Feature Importance Guided Attack: A Model Agnostic Adversarial Attack
This work addresses the problem of adversarial robustness for tabular data in domains like phishing detection, presenting a novel attack method that is incremental in extending existing feature selection approaches.
The paper tackles the challenge of generating adversarial attacks on heterogeneous tabular datasets by proposing the Feature Importance Guided Attack (FIGA), a model-agnostic method that perturbs important features to evade detection models, achieving an average success rate of 94% in feature space and 13.05% in problem space.

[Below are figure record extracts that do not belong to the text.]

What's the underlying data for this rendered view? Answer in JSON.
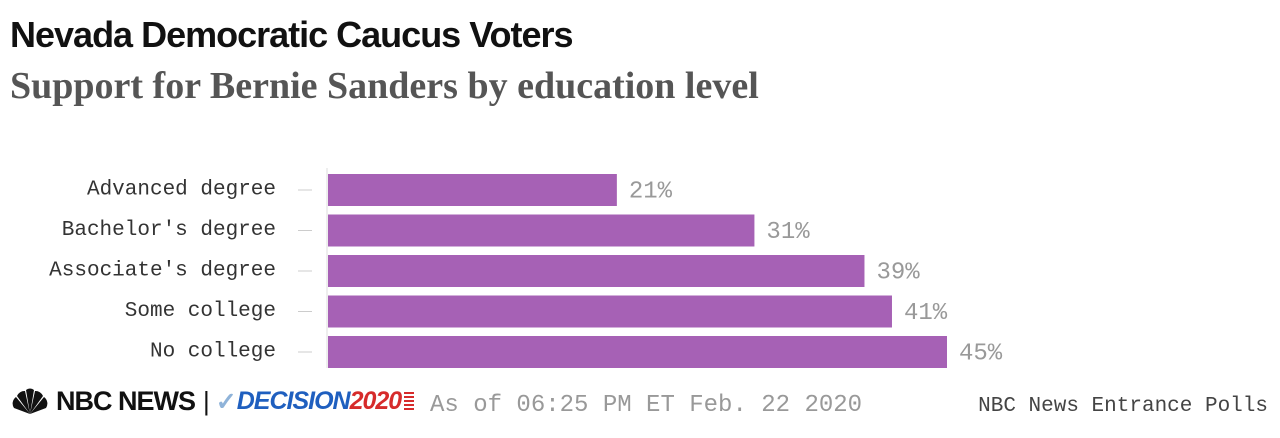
{
  "header": {
    "title": "Nevada Democratic Caucus Voters",
    "subtitle": "Support for Bernie Sanders by education level"
  },
  "chart_data": {
    "type": "bar",
    "orientation": "horizontal",
    "categories": [
      "Advanced degree",
      "Bachelor's degree",
      "Associate's degree",
      "Some college",
      "No college"
    ],
    "values": [
      21,
      31,
      39,
      41,
      45
    ],
    "value_labels": [
      "21%",
      "31%",
      "39%",
      "41%",
      "45%"
    ],
    "xlim": [
      0,
      45
    ],
    "bar_color": "#a661b5",
    "grid": false
  },
  "footer": {
    "logo_nbc": "NBC NEWS",
    "logo_separator": "|",
    "logo_decision_word": "DECISION",
    "logo_decision_year": "2020",
    "timestamp": "As of 06:25 PM ET Feb. 22 2020",
    "source": "NBC News Entrance Polls"
  },
  "colors": {
    "bar": "#a661b5",
    "category_label": "#333333",
    "value_label": "#999999",
    "brand_blue": "#1f5fbf",
    "brand_red": "#d62b2b"
  },
  "icons": {
    "peacock": "nbc-peacock-icon",
    "checkmark": "decision-check-icon"
  }
}
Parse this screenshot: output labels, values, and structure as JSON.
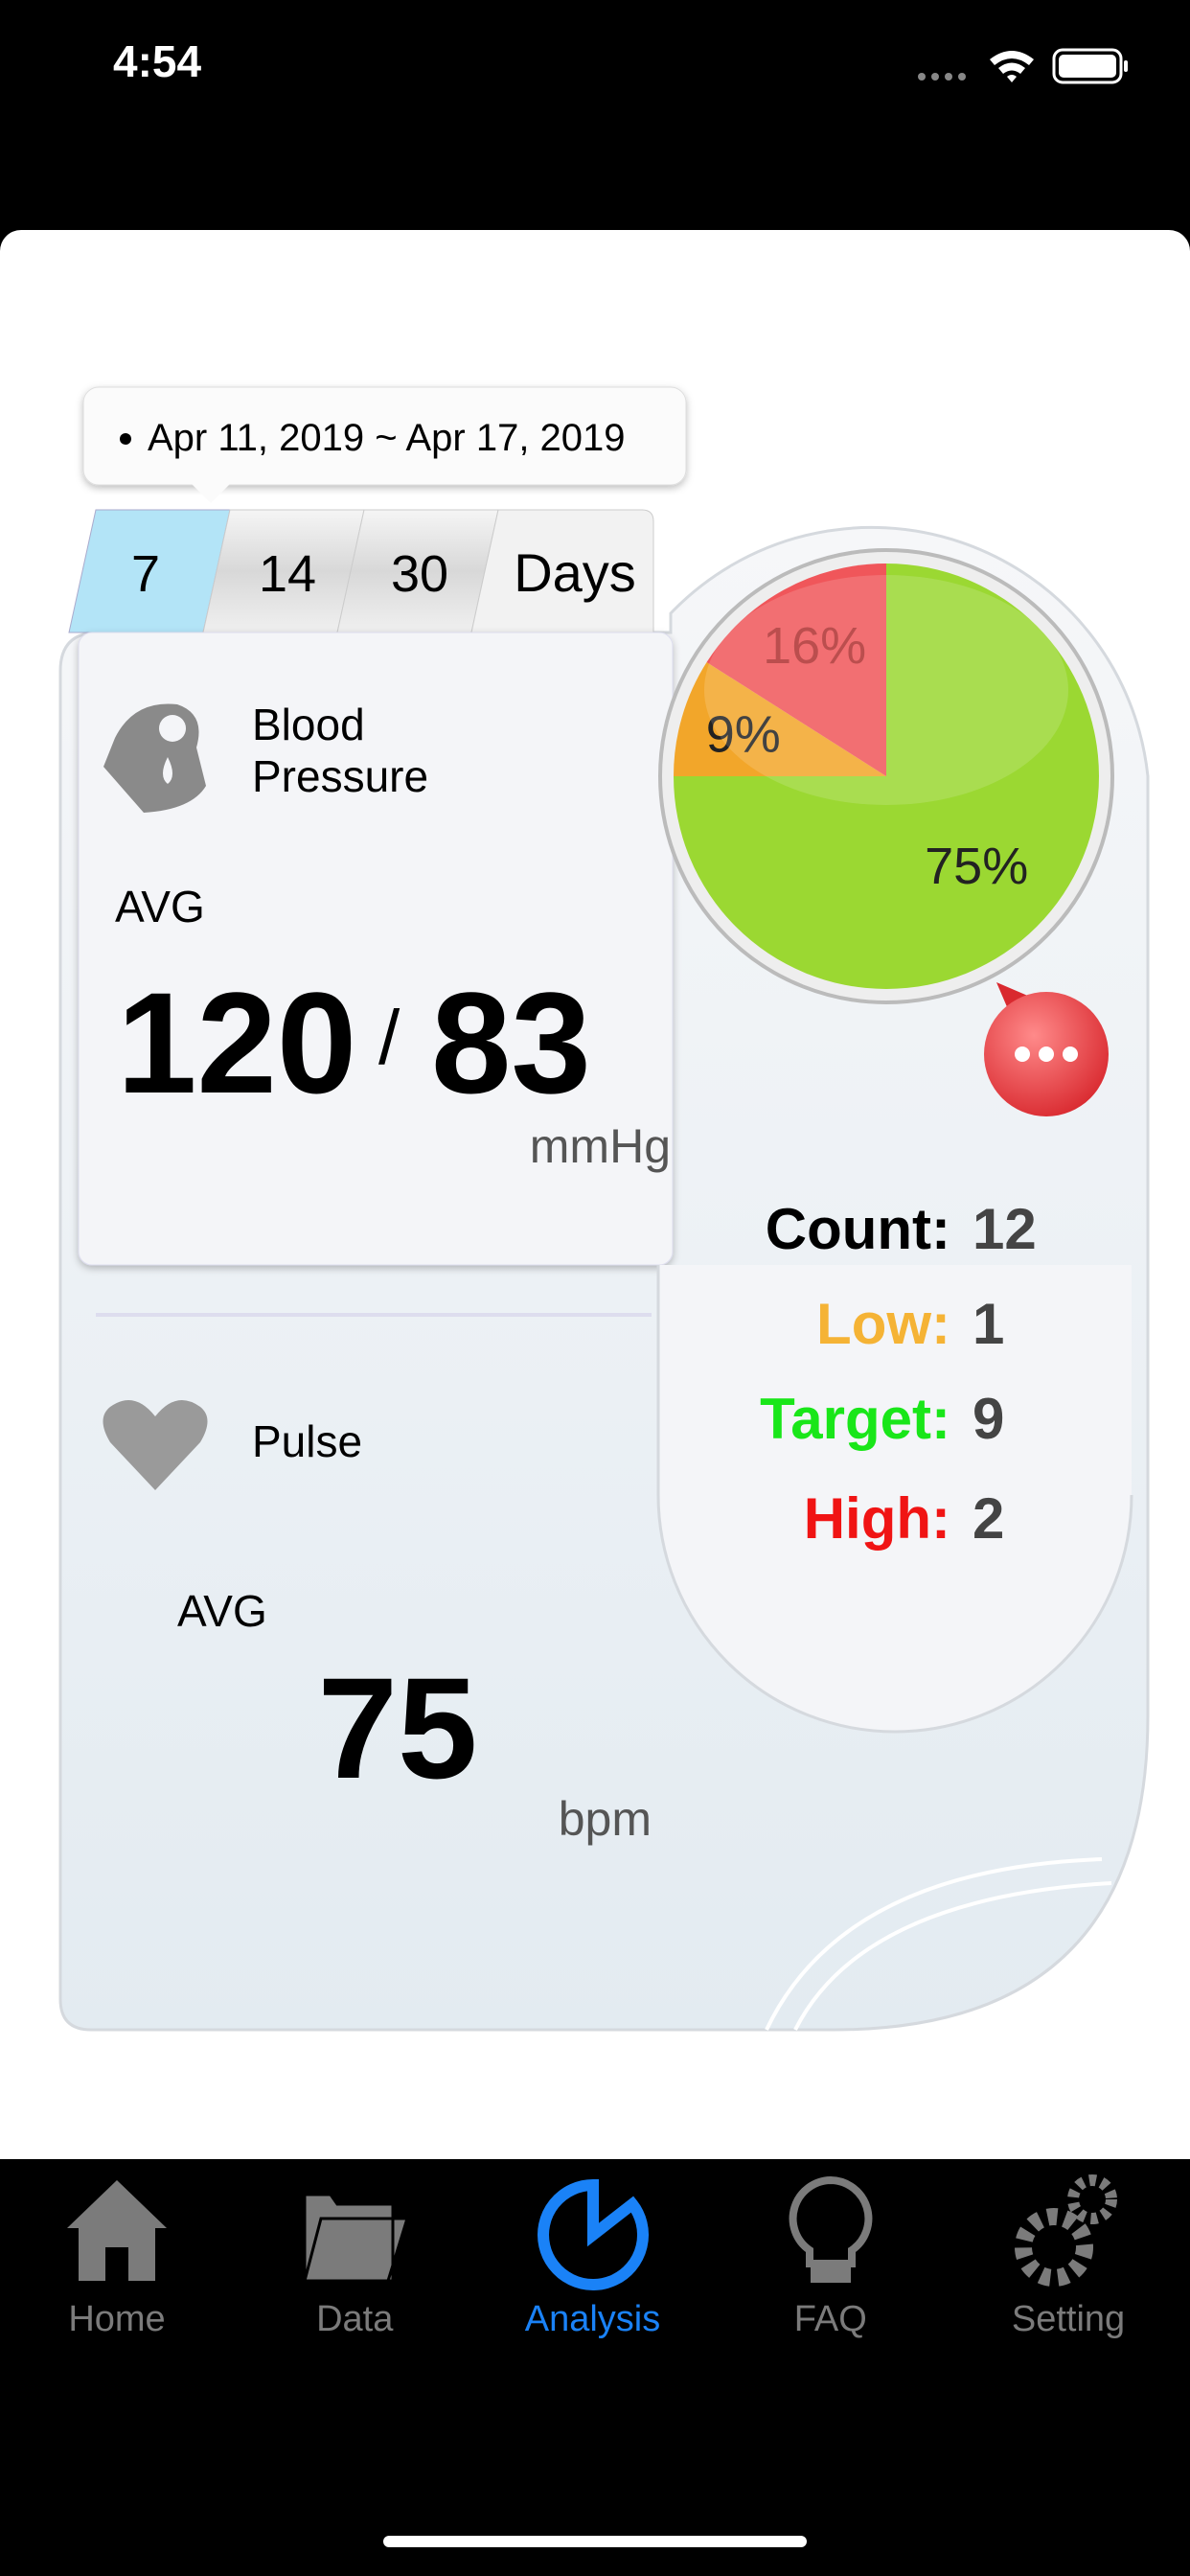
{
  "status_bar": {
    "time": "4:54"
  },
  "date_range": "Apr 11, 2019 ~ Apr 17, 2019",
  "day_tabs": {
    "options": [
      "7",
      "14",
      "30"
    ],
    "unit": "Days"
  },
  "blood_pressure": {
    "title_lines": [
      "Blood",
      "Pressure"
    ],
    "avg_label": "AVG",
    "systolic": 120,
    "separator": "/",
    "diastolic": 83,
    "unit": "mmHg"
  },
  "pie": {
    "values": [
      75,
      9,
      16
    ],
    "value_labels": [
      "75%",
      "9%",
      "16%"
    ],
    "colors": [
      "#9bd832",
      "#f2a62a",
      "#f0565a"
    ]
  },
  "stats": [
    {
      "label": "Count:",
      "value": 12,
      "color": "#000000"
    },
    {
      "label": "Low:",
      "value": 1,
      "color": "#f5b335"
    },
    {
      "label": "Target:",
      "value": 9,
      "color": "#19e619"
    },
    {
      "label": "High:",
      "value": 2,
      "color": "#f01414"
    }
  ],
  "pulse": {
    "title": "Pulse",
    "avg_label": "AVG",
    "value": 75,
    "unit": "bpm"
  },
  "tab_bar": {
    "items": [
      "Home",
      "Data",
      "Analysis",
      "FAQ",
      "Setting"
    ],
    "active_color": "#1a82f7"
  }
}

Research in adversarial learning has primarily focused on homogeneous unstructured datasets, which often map into the problem space naturally. Inverting a feature space attack on heterogeneous datasets into the problem space is much more challenging, particularly the task of finding the perturbation to perform. This work presents a formal search strategy: the `Feature Importance Guided Attack' (FIGA), which finds perturbations in the feature space of heterogeneous tabular datasets to produce evasion attacks. We first demonstrate FIGA in the feature space and then in the problem space. FIGA assumes no prior knowledge of the defending model's learning algorithm and does not require any gradient information. FIGA assumes knowledge of the feature representation and the mean feature values of defending model's dataset. FIGA leverages feature importance rankings by perturbing the most important features of the input in the direction of the target class. While FIGA is conceptually similar to other work which uses feature selection processes (e.g., mimicry attacks), we formalize an attack algorithm with three tunable parameters and investigate the strength of FIGA on tabular datasets. We demonstrate the effectiveness of FIGA by evading phishing detection models trained on four different tabular phishing datasets and one financial dataset with an average success rate of 94%. We extend FIGA to the phishing problem space by limiting the possible perturbations to be valid and feasible in the phishing domain. We generate valid adversarial phishing sites that are visually identical to their unperturbed counterpart and use them to attack six tabular ML models achieving a 13.05% average success rate.